Read variable from wordlist within a script

Jajamd · 06-07-2012, 10:33 AM

Hello everyone,

A newbie requests your help.
I'm working on the creation of authentic wordlists as part of my linguistic studies. I chanced upon a script the other day to make wordlists from twitter:

#!/bin/bash

wget -q "http://search.twitter.com/search.json?q=$1&rpp=1000"

cat search.json* | tr "," \\n | grep "^\"text" | cut -d"\"" -f4- | tr " " \\n | sed s/\"//g | sed s/\^\#//g | sed s/\^\@//g | grep -v "^http:" | grep -v "\\\\" | sort | uniq > $1.txt

rm -f search.json*

The thing is that I would like to read $1 from a text file containing a list of predefined words, and not having to specify it manually.

Any idea how I could do that?

Thank you very much !

Ian John Locke II · 06-07-2012, 10:37 AM

I saw the same script and it wasn't for linguistic studies. If I remember correctly, it was to build a wordlist to attempt to crack some passwords of twitter users with specified interests. As such, I'm pretty sure that kind of content is not taken kindly to here.

Jajamd · 06-07-2012, 10:41 AM

Well, I guess linguists and crackers use the same tools. That makes sense. In all honesty, I'm not trying to crack twitter accounts. I'm trying to establish a list of authentic words related to a specific field of interest and analyze them. I've done it for wikipedia, and since I saw it was possible for twitter, then I thought why not give it a try... That's all.

Ian John Locke II · 06-07-2012, 11:03 AM

Well to automate the reading in of lines you would do:

Code:

while read -r line; do
    # Do whatever with $line, e.g.,
    echo $line
done < filename

If of course you're not a linguist, I disclaim any responsibility since a simple google search would have sufficed.

Jajamd · 06-07-2012, 11:08 AM

Thank you Ian. Rest assured, I'm not trying to crack accounts of any kind.

David the H. · 06-07-2012, 12:41 PM

That's a very ugly bit of code, by the way. It could certainly be replaced by a single, and much more efficient, awk command. If we had an example of the input text to work (and what needs to be extracted from it) with we might give it a try.

Ian John Locke II · 06-07-2012, 01:54 PM

Quote:

Originally Posted by David the H.

That's a very ugly bit of code, by the way. It could certainly be replaced by a single, and much more efficient, awk command. If we had an example of the input text to work (and what needs to be extracted from it) with we might give it a try.

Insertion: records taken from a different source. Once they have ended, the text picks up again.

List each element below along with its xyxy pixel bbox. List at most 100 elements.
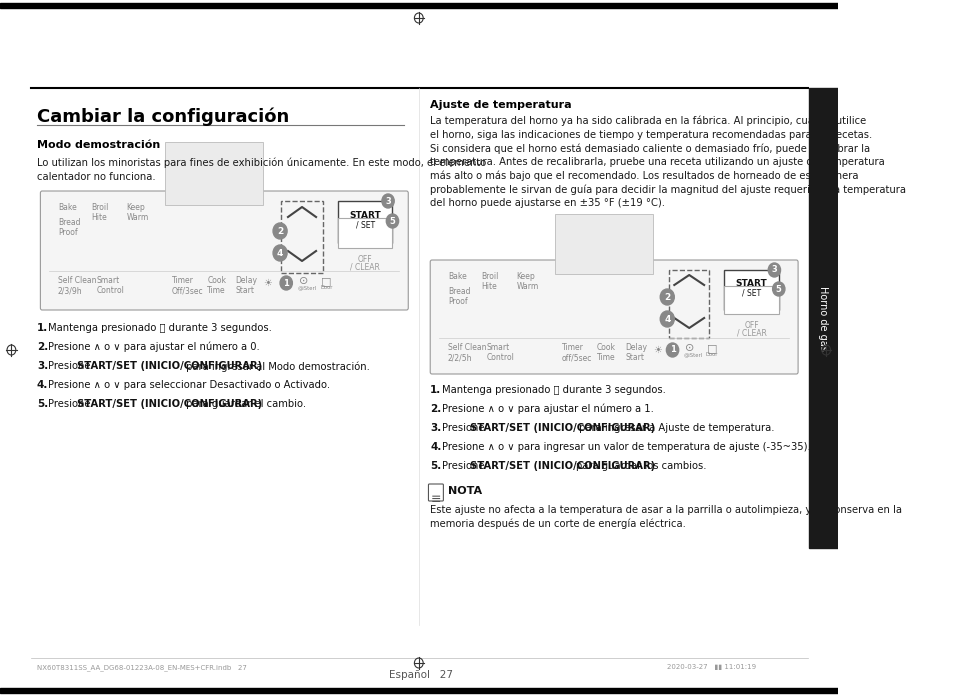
Text: 2.: 2. — [430, 404, 441, 414]
Circle shape — [772, 282, 784, 296]
Circle shape — [381, 194, 394, 208]
Bar — [337, 201, 392, 243]
Text: Door: Door — [320, 285, 333, 290]
Text: / SET: / SET — [741, 288, 760, 297]
FancyBboxPatch shape — [40, 191, 408, 310]
Bar — [0, 3, 837, 8]
Text: ≡: ≡ — [430, 493, 440, 506]
Text: Presione: Presione — [49, 399, 93, 409]
Bar — [0, 688, 837, 693]
Text: ⊙: ⊙ — [298, 276, 308, 286]
Text: @iSterl: @iSterl — [297, 285, 316, 290]
Text: 3: 3 — [771, 266, 777, 275]
Text: 5: 5 — [775, 284, 781, 294]
Circle shape — [767, 263, 780, 277]
Text: Presione ∧ o ∨ para ajustar el número a 0.: Presione ∧ o ∨ para ajustar el número a … — [49, 342, 260, 352]
Text: ☀: ☀ — [263, 278, 272, 288]
Text: 4: 4 — [276, 249, 283, 257]
Text: 1.: 1. — [37, 323, 48, 333]
Text: START/SET (INICIO/CONFIGURAR): START/SET (INICIO/CONFIGURAR) — [470, 423, 655, 433]
Text: 2020-03-27   ▮▮ 11:01:19: 2020-03-27 ▮▮ 11:01:19 — [666, 664, 756, 670]
Text: Timer
Off/3sec: Timer Off/3sec — [172, 276, 204, 296]
Text: Delay
Start: Delay Start — [235, 276, 257, 296]
Text: OFF: OFF — [743, 321, 758, 330]
Circle shape — [273, 223, 287, 239]
Text: START/SET (INICIO/CONFIGURAR): START/SET (INICIO/CONFIGURAR) — [77, 399, 262, 409]
Text: / CLEAR: / CLEAR — [350, 263, 380, 272]
FancyBboxPatch shape — [430, 260, 798, 374]
Circle shape — [666, 343, 678, 357]
Text: La temperatura del horno ya ha sido calibrada en la fábrica. Al principio, cuand: La temperatura del horno ya ha sido cali… — [430, 116, 905, 208]
Text: 2.: 2. — [37, 342, 48, 352]
Text: Self Clean
2/3/9h: Self Clean 2/3/9h — [58, 276, 96, 296]
Text: Ajuste de temperatura: Ajuste de temperatura — [430, 100, 571, 110]
Text: START/SET (INICIO/CONFIGURAR): START/SET (INICIO/CONFIGURAR) — [470, 461, 655, 471]
Text: NX60T8311SS_AA_DG68-01223A-08_EN-MES+CFR.indb   27: NX60T8311SS_AA_DG68-01223A-08_EN-MES+CFR… — [37, 664, 247, 671]
Text: ☀: ☀ — [653, 345, 661, 355]
Bar — [808, 88, 837, 548]
Text: Bread
Proof: Bread Proof — [58, 218, 80, 238]
Text: Modo demostración: Modo demostración — [37, 140, 160, 150]
Text: Este ajuste no afecta a la temperatura de asar a la parrilla o autolimpieza, y s: Este ajuste no afecta a la temperatura d… — [430, 505, 902, 529]
Text: / CLEAR: / CLEAR — [736, 329, 765, 338]
Text: □: □ — [706, 343, 717, 353]
Text: Timer
off/5sec: Timer off/5sec — [561, 343, 592, 362]
Text: 1: 1 — [283, 278, 289, 287]
Text: Cook
Time: Cook Time — [207, 276, 226, 296]
Text: 5.: 5. — [430, 461, 441, 471]
Text: / SET: / SET — [355, 220, 375, 229]
Text: para guardar el cambio.: para guardar el cambio. — [183, 399, 306, 409]
Text: 2: 2 — [663, 292, 670, 301]
Text: Smart
Control: Smart Control — [96, 276, 124, 296]
Text: para ingresar al Modo demostración.: para ingresar al Modo demostración. — [183, 361, 369, 371]
Text: Smart
Control: Smart Control — [486, 343, 514, 362]
Text: Bake: Bake — [447, 272, 466, 281]
Text: Mantenga presionado ⓨ durante 3 segundos.: Mantenga presionado ⓨ durante 3 segundos… — [441, 385, 665, 395]
Bar — [337, 218, 392, 248]
Text: Keep
Warm: Keep Warm — [127, 203, 149, 222]
Text: Cook
Time: Cook Time — [597, 343, 616, 362]
Text: Delay
Start: Delay Start — [624, 343, 646, 362]
Circle shape — [659, 311, 674, 327]
Text: NOTA: NOTA — [447, 486, 481, 496]
Text: Presione: Presione — [49, 361, 93, 371]
Text: 4: 4 — [663, 315, 670, 324]
Bar — [723, 270, 778, 310]
Text: □: □ — [321, 276, 332, 286]
Text: 3: 3 — [385, 196, 391, 206]
FancyBboxPatch shape — [428, 484, 443, 501]
Text: 5: 5 — [389, 217, 395, 226]
Text: 1.: 1. — [430, 385, 441, 395]
Text: Presione ∧ o ∨ para ajustar el número a 1.: Presione ∧ o ∨ para ajustar el número a … — [441, 404, 653, 415]
Text: 4.: 4. — [37, 380, 49, 390]
Bar — [723, 286, 778, 314]
Text: START: START — [349, 211, 380, 220]
Circle shape — [273, 245, 287, 261]
Text: para ingresar a Ajuste de temperatura.: para ingresar a Ajuste de temperatura. — [576, 423, 774, 433]
Text: Broil
Hite: Broil Hite — [91, 203, 109, 222]
Text: Bake: Bake — [58, 203, 76, 212]
Text: Cambiar la configuración: Cambiar la configuración — [37, 108, 289, 127]
Bar — [281, 201, 323, 273]
Text: Horno de gas: Horno de gas — [817, 286, 827, 350]
Circle shape — [280, 276, 292, 290]
Text: OFF: OFF — [357, 255, 373, 264]
Text: Presione ∧ o ∨ para seleccionar Desactivado o Activado.: Presione ∧ o ∨ para seleccionar Desactiv… — [49, 380, 330, 390]
Text: 1: 1 — [669, 345, 675, 354]
Text: Bread
Proof: Bread Proof — [447, 287, 470, 306]
Text: 4.: 4. — [430, 442, 441, 452]
Text: @iSterl: @iSterl — [683, 352, 702, 357]
Text: Self Clean
2/2/5h: Self Clean 2/2/5h — [447, 343, 486, 362]
Text: 3.: 3. — [37, 361, 48, 371]
Text: Español   27: Español 27 — [389, 670, 453, 680]
Text: Broil
Hite: Broil Hite — [480, 272, 498, 291]
Circle shape — [386, 214, 398, 228]
Text: Presione ∧ o ∨ para ingresar un valor de temperatura de ajuste (-35~35).: Presione ∧ o ∨ para ingresar un valor de… — [441, 442, 809, 452]
Text: Lo utilizan los minoristas para fines de exhibición únicamente. En este modo, el: Lo utilizan los minoristas para fines de… — [37, 158, 486, 182]
Text: Presione: Presione — [441, 423, 487, 433]
Circle shape — [659, 289, 674, 305]
Text: para guardar los cambios.: para guardar los cambios. — [576, 461, 706, 471]
Text: Mantenga presionado ⓨ durante 3 segundos.: Mantenga presionado ⓨ durante 3 segundos… — [49, 323, 272, 333]
Text: START/SET (INICIO/CONFIGURAR): START/SET (INICIO/CONFIGURAR) — [77, 361, 262, 371]
Text: Presione: Presione — [441, 461, 487, 471]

Not to be inflamatory, but how difficult would it be to run:

Code:

wget -q "http://search.twitter.com/search.json?q=$1&rpp=1000"

with any random search term you might think of instead of $1?

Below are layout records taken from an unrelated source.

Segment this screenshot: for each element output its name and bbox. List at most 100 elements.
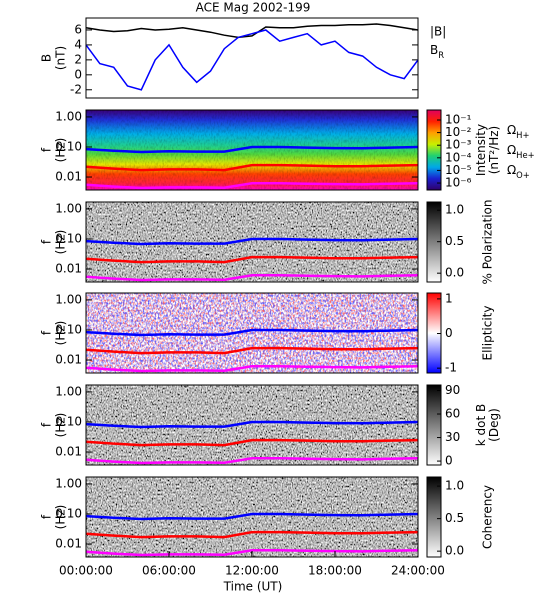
y-axis-label: f: [40, 330, 54, 335]
y-tick-label: 0.01: [55, 170, 82, 184]
series-line: [85, 457, 419, 465]
x-tick-label: 24:00:00: [391, 564, 445, 578]
legend-label: |B|: [430, 25, 446, 39]
y-tick-label: 1.00: [55, 292, 82, 306]
y-axis-label: (Hz): [54, 138, 68, 163]
plot-frame: [85, 109, 419, 191]
x-tick-label: 12:00:00: [225, 564, 279, 578]
y-axis-label: B: [40, 54, 54, 62]
spectrogram-texture: [86, 110, 418, 190]
y-axis-label: f: [40, 514, 54, 519]
y-tick-label: 1.00: [55, 476, 82, 490]
colorbar-tick-label: 0.5: [445, 234, 464, 248]
series-line: [85, 145, 419, 154]
y-tick-label: 2: [74, 52, 82, 66]
colorbar-tick-label: 10⁻²: [445, 125, 472, 139]
spectrogram-bg: [86, 477, 418, 557]
y-tick-label: 0.01: [55, 445, 82, 459]
colorbar-tick-label: 90: [445, 383, 460, 397]
y-axis-label: (Hz): [54, 230, 68, 255]
legend-label: ΩH+: [507, 123, 530, 140]
y-tick-label: 0.10: [55, 414, 82, 428]
series-line: [85, 530, 419, 539]
y-tick-label: 0.10: [55, 231, 82, 245]
spectrogram-blue: [86, 293, 418, 373]
colorbar-label: k dot B: [474, 404, 488, 446]
y-axis-label: f: [40, 239, 54, 244]
colorbar-tick-label: 10⁻⁶: [445, 176, 472, 190]
colorbar-tick-label: 0: [445, 454, 453, 468]
colorbar-tick-label: 10⁻³: [445, 138, 472, 152]
series-line: [85, 274, 419, 282]
colorbar-tick-label: 10⁻⁵: [445, 163, 472, 177]
colorbar-tick-label: 1.0: [445, 479, 464, 493]
series-line: [85, 182, 419, 190]
colorbar-tick-label: 60: [445, 407, 460, 421]
colorbar: [426, 109, 442, 191]
y-tick-label: 0.01: [55, 353, 82, 367]
colorbar-label: Intensity: [474, 124, 488, 176]
y-tick-label: 4: [74, 37, 82, 51]
legend-label: ΩO+: [507, 163, 530, 180]
y-axis-label: f: [40, 147, 54, 152]
series-line: [85, 163, 419, 172]
series-line: [85, 255, 419, 264]
colorbar-tick-label: 1.0: [445, 203, 464, 217]
y-axis-label: (Hz): [54, 505, 68, 530]
y-tick-label: 6: [74, 22, 82, 36]
series-line: [85, 237, 419, 246]
x-tick-label: 18:00:00: [308, 564, 362, 578]
y-tick-label: 1.00: [55, 201, 82, 215]
y-axis-label: (nT): [54, 46, 68, 70]
colorbar-tick-label: 0.0: [445, 544, 464, 558]
chart-title: ACE Mag 2002-199: [196, 1, 311, 15]
plot-frame: [85, 292, 419, 374]
colorbar-tick-label: 30: [445, 430, 460, 444]
series-line: [85, 29, 419, 91]
colorbar-tick-label: 1: [445, 291, 453, 305]
plot-frame: [85, 384, 419, 466]
y-tick-label: 0.10: [55, 506, 82, 520]
y-tick-label: -2: [70, 82, 82, 96]
y-axis-label: (Hz): [54, 413, 68, 438]
spectrogram-bg: [86, 202, 418, 282]
series-line: [85, 346, 419, 355]
x-tick-label: 06:00:00: [142, 564, 196, 578]
colorbar-tick-label: 10⁻¹: [445, 112, 472, 126]
spectrogram-bg: [86, 385, 418, 465]
legend-label: ΩHe+: [507, 143, 535, 160]
x-tick-label: 00:00:00: [59, 564, 113, 578]
colorbar-label: % Polarization: [481, 200, 495, 285]
series-line: [85, 549, 419, 557]
series-line: [85, 512, 419, 521]
colorbar-label: Ellipticity: [481, 306, 495, 361]
colorbar-tick-label: 0.5: [445, 511, 464, 525]
colorbar-label: (nT²/Hz): [487, 126, 501, 174]
y-axis-label: f: [40, 422, 54, 427]
y-tick-label: 1.00: [55, 384, 82, 398]
colorbar-tick-label: 10⁻⁴: [445, 150, 472, 164]
plot-frame: [85, 17, 419, 99]
series-line: [85, 365, 419, 373]
series-line: [85, 328, 419, 337]
y-tick-label: 0: [74, 67, 82, 81]
colorbar-label: (Deg): [487, 408, 501, 442]
colorbar: [426, 292, 442, 374]
plot-frame: [85, 201, 419, 283]
colorbar-tick-label: -1: [445, 361, 457, 375]
series-line: [85, 23, 419, 39]
y-tick-label: 0.01: [55, 262, 82, 276]
y-tick-label: 1.00: [55, 109, 82, 123]
legend-label: BR: [430, 43, 444, 60]
colorbar-tick-label: 0.0: [445, 266, 464, 280]
y-tick-label: 0.01: [55, 537, 82, 551]
colorbar: [426, 384, 442, 466]
colorbar-label: Coherency: [481, 485, 495, 549]
y-axis-label: (Hz): [54, 321, 68, 346]
series-line: [85, 438, 419, 447]
x-axis-label: Time (UT): [223, 580, 283, 594]
series-line: [85, 420, 419, 429]
colorbar-tick-label: 0: [445, 326, 453, 340]
y-tick-label: 0.10: [55, 139, 82, 153]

For example, I used food to get this: http://sprunge.us/DZLL

Nominal Animal · 06-07-2012, 02:50 PM

Perhaps something like

Code:

wget -q -O - 'http://search.twitter.com/search.json?q='"search"'&rpp=1000' | awk '#
    BEGIN {
        RS = "\"text\":\""
        FS = "\""
    }

    (NF > 1 && length($1) > 0) {
        n = split($1, temp, /[\t\n\v\f\r ]+/)
        for (i = 1; i <= n; i++) {
            w = tolower(temp[i]);

            gsub(/[-!?.,_:;$\047()<>+]+/, "", w)

            if (w ~ /^[@#]/) continue
            if (w ~ /[0-9]/) continue
            if (w ~ /^https*:/) continue
            if (w ~ /^ftps*:/) continue
            if (w ~ /^www\./) continue
            if (w ~ /[.\/].*[.\/]/) continue

            word[w]++
        }
    }

    END {
        for (w in word)
            printf("%s %d\n", w, word[w])
    }' | sort

Each line contains one word, followed by its frequency (count) as an integer.

The middle of the snippet filters out unwanted words; URLs, hashtags, targets. The gsub() removes typical punctuation.

David the H. · 06-07-2012, 03:17 PM

Quote:

Originally Posted by Ian John Locke II

Not to be inflamatory, but how difficult would it be to run: [wget]

Yeah, I could do that.

I wasn't paying enough attention.

Anyway, it's late... <looks out at bright yellow thing shining through window> err... early, and I'm too tired right now. I'm getting some sleep.